Jordan Steinberg!

Food for Thought @ Jing Fong

Every time Jordan @jonahfwd comes back to his birth city, he has a long list of people and places whose status he needs to update. Not much time is left to see what’s new. He was born in New York City but moved to LA in his mid-twenties. He has built a career as an on-set dresser in Hollywood and likes to sneak an iconic drawing of his face in the set. Once my wife spotted it while watching an episode of The Good Place even though she didn’t know he worked on the show.

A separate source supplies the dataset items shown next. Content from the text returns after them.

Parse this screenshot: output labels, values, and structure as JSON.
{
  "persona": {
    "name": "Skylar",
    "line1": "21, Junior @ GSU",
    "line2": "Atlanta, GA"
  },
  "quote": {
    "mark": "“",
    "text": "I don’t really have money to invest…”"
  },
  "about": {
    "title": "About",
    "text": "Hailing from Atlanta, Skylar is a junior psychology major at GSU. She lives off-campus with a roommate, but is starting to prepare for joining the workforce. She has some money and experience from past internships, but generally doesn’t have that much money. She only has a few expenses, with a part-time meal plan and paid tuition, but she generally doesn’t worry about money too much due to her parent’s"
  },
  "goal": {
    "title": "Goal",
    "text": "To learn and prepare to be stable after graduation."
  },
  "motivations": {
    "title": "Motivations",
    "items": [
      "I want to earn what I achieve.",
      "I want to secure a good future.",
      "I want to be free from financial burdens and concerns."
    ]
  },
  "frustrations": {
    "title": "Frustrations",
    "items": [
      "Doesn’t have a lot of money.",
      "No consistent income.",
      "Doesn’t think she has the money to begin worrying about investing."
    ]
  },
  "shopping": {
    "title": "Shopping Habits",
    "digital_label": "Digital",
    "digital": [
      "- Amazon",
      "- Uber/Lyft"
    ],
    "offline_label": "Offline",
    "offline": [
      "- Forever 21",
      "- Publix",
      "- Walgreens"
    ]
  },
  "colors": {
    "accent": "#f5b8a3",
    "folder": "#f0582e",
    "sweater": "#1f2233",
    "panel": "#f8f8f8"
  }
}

We met as freshmen at the School of Visual Arts in New York. He was registered as a fine arts major and I as a graphic design major, but during the first year, we all studied the same things. At the end of the year, he told me to switch to fine arts, so I did. Looking back, I’m grateful for that. In today’s fast-evolving market, skills and professions come and go. By the time you graduate from college, they may be obsolete. You might as well study something that would allow you to understand life at the deepest possible level.

I’ve always been drawn to people who follow their natural drives to see where they lead. They are like the balls that orbit around the spacetime curvature leading to a black hole. They go round and round as they inch towards the center. They want to know what this gravitational force is about and what’s at the end of it. The journey can be self-destructive; that is why they orbit instead of heading straight into it.

In college, Jordan was always drawing, and that hasn’t changed. He has a large studio where he creates his own artworks. His process has always been mysterious to me. It’s like he is playing the ouija board where he doesn’t know what his own movements will produce. The school taught us what type of work is currently important, but he never let it influence his work. I don’t think he had a choice in the matter; he had to listen to his inner drive instead of his ego.

There is no goal for drive because the act itself is the reward. Desire, on the other hand, is a moving target, like a dangling carrot; It can never be satisfied. The carrot is the mirage of the meaning of life, whereas drive is a meaningless act that makes the meaning of life self-evident.